Regardless if Osama is killed or survives, the awakening has started, praise
be to God.
    Osama bin Laden, videoed speech, broadcast 27 December 2001
    He was no man of action; he was not even an orator of torrential eloquence, sweeping the masses along in the rushing noise and foam of a great enthusiasm. With a more subtle intention, he took the part of an insolent and venomous evoker of sinister impulses which lurk in the blind envy and misery of poverty, in all the hopeful and noble illusions of righteous anger, pity, and revolt… The way of even the most justifiable revolutions is prepared by
    personal impulses disguised into creeds.
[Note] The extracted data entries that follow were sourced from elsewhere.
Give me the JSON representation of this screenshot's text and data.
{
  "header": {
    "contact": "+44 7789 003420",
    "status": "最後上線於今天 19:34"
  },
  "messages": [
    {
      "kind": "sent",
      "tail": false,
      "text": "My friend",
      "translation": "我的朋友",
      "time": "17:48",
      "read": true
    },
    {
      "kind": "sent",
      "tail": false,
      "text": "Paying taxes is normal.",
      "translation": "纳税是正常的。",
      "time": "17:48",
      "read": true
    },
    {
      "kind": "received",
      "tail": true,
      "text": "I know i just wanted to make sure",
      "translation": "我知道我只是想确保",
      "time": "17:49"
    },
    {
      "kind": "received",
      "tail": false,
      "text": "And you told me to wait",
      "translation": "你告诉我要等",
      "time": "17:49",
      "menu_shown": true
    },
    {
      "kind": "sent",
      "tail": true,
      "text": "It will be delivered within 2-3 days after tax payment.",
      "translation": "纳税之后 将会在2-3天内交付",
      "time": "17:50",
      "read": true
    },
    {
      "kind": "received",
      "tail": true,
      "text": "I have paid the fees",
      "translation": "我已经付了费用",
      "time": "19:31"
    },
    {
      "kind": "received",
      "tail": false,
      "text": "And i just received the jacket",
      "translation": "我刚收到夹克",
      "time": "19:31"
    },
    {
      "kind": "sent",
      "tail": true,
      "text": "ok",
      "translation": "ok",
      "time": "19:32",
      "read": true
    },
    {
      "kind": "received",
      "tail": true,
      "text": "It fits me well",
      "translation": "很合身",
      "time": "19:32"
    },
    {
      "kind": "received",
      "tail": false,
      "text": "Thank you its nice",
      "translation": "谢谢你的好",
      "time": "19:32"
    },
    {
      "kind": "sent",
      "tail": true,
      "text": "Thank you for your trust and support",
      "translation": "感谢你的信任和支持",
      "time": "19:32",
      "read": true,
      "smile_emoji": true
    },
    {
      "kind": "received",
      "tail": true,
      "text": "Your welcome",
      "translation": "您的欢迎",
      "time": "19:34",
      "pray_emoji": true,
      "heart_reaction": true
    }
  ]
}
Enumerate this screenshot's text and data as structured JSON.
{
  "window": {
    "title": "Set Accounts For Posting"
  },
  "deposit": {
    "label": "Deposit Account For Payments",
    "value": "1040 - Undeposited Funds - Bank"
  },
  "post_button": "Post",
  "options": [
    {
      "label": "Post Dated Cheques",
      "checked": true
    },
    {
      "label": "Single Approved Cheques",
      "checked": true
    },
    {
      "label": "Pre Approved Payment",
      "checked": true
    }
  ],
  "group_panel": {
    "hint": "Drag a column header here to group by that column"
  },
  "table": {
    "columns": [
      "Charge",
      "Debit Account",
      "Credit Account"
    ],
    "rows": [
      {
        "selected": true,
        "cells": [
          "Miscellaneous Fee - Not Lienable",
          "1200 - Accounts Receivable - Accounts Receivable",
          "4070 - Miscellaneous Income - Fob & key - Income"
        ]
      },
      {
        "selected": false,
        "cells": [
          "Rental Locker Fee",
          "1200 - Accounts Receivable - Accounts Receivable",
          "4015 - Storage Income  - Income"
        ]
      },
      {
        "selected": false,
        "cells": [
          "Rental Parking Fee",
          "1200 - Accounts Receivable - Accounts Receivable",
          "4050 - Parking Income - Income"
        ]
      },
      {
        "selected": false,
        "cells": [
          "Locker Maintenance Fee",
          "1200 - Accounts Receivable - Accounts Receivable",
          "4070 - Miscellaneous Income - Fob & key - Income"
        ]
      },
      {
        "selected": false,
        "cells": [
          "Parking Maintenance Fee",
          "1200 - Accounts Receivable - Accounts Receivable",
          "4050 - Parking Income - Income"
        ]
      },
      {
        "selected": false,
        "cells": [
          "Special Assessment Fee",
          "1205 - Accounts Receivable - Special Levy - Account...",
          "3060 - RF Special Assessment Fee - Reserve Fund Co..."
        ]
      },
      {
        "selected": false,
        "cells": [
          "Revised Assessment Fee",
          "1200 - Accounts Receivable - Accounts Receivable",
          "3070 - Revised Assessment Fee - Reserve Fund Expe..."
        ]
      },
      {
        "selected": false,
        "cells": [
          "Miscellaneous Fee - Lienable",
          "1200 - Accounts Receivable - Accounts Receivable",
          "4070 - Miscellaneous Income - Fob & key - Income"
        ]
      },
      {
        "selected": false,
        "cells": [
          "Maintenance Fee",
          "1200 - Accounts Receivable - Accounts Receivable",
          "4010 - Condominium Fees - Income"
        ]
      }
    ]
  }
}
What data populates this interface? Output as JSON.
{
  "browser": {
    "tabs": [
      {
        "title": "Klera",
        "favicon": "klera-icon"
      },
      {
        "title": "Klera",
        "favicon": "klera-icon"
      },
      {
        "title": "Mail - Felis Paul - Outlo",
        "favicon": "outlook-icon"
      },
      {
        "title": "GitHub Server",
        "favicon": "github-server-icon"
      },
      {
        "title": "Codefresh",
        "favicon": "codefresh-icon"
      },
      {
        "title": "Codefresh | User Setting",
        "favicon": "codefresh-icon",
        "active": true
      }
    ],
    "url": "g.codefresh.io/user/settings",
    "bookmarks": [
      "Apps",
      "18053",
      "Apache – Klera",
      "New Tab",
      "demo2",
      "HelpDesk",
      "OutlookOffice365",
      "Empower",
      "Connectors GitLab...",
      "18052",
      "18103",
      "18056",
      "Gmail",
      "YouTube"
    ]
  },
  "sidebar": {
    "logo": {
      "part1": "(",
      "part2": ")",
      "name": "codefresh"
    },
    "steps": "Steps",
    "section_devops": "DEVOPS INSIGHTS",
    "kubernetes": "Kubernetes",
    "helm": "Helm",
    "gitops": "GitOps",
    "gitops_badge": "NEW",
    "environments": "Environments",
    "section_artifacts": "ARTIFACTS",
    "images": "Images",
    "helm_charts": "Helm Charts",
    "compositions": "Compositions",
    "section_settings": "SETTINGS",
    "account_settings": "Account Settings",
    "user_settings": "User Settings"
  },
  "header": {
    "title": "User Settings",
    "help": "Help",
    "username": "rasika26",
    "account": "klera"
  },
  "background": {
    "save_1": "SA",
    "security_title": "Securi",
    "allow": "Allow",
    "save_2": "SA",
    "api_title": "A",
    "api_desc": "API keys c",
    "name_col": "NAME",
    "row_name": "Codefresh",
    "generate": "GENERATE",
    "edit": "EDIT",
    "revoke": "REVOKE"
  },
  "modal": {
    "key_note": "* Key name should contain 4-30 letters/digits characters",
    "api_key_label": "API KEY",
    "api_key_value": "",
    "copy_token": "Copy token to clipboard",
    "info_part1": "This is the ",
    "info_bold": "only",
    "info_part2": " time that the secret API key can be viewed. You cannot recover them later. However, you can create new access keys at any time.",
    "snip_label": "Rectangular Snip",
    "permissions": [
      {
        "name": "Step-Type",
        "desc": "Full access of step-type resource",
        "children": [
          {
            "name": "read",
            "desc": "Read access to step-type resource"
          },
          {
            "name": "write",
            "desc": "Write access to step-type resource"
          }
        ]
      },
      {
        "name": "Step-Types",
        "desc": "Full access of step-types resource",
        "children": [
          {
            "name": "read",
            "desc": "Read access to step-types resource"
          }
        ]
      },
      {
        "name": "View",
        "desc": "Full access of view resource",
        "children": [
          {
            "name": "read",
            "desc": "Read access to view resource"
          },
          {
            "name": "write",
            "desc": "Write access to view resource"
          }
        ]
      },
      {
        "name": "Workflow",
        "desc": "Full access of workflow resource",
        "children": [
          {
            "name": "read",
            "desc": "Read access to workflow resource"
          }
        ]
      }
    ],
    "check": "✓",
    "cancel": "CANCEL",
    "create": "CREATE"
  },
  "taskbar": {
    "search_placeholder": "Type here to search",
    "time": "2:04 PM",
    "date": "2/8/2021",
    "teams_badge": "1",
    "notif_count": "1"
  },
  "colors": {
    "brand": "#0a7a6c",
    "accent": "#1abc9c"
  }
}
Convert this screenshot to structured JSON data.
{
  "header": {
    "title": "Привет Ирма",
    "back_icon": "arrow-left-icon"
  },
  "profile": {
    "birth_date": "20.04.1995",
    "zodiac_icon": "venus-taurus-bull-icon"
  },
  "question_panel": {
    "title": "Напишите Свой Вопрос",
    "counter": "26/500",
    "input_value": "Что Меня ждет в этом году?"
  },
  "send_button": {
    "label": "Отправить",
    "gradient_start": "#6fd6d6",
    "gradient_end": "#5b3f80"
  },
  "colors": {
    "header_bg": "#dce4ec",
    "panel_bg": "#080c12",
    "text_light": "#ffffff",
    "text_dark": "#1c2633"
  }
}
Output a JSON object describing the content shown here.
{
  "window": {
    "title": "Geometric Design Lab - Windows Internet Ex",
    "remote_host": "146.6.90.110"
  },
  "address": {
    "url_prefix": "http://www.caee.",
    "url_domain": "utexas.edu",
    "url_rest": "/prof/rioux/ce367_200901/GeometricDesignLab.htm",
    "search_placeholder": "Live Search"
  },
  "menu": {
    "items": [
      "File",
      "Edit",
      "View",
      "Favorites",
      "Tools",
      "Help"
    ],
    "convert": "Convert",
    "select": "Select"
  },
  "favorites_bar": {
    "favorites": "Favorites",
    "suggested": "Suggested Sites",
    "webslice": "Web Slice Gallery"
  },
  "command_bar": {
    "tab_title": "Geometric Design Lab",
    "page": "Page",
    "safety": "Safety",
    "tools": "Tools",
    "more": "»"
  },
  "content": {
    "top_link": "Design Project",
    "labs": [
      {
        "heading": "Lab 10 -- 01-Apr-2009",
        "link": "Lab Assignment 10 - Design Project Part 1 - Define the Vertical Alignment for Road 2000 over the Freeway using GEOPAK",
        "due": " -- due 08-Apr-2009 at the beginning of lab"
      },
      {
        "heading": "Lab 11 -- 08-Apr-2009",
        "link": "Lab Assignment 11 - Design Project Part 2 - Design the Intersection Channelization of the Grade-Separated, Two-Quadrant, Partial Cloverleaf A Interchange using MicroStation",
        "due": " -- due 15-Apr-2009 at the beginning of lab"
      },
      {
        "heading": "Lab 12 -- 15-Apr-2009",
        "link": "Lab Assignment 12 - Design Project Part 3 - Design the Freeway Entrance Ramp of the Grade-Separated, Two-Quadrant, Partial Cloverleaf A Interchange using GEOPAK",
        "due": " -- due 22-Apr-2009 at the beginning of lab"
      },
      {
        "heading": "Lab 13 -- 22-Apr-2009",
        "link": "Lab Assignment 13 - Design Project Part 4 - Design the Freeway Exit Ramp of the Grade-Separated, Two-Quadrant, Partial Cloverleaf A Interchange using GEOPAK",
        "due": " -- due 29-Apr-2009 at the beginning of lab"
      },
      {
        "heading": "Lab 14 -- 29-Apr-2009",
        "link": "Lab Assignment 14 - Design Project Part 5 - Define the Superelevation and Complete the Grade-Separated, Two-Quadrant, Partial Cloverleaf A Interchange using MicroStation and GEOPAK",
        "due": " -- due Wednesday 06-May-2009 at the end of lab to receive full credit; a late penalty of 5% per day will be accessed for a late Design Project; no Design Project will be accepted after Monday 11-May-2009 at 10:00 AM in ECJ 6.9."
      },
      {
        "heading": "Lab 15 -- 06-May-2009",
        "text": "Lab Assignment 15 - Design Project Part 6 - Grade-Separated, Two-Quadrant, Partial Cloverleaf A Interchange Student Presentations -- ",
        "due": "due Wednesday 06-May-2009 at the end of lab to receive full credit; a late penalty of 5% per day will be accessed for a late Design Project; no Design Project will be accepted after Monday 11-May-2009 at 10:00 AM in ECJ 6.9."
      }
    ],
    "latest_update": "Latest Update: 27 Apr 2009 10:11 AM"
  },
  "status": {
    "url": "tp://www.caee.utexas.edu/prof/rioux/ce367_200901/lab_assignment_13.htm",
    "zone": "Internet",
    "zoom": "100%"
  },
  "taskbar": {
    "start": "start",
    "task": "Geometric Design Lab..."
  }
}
    Joseph Conrad , The Secret Agent
    Brute force without wisdom falls by its own weight.
    Horace , Odes, iv, 65





Introduction
    The Shadow of Terror
    The fighters came back in the middle of the night. Their weapons and the ammunition slung around their shoulders reflected the dull red glow given out by the embers of the fire. The men sleeping in the room sat up and moved to make space by the fire for the new arrivals. Outside it was cold enough for frost to form wherever there was standing water.
    During the day, two men had been taken prisoner and several others killed or wounded, and the fighters did not talk much. One of them cleaned and checked a captured light machine gun while the others ate the remnants of a thin chicken stew cooked several hours earlier. It was 3am, and everyone knew, at least if the routine established over the previous two days continued, that the bombing would not start again for two or three hours, and now was the time to sleep.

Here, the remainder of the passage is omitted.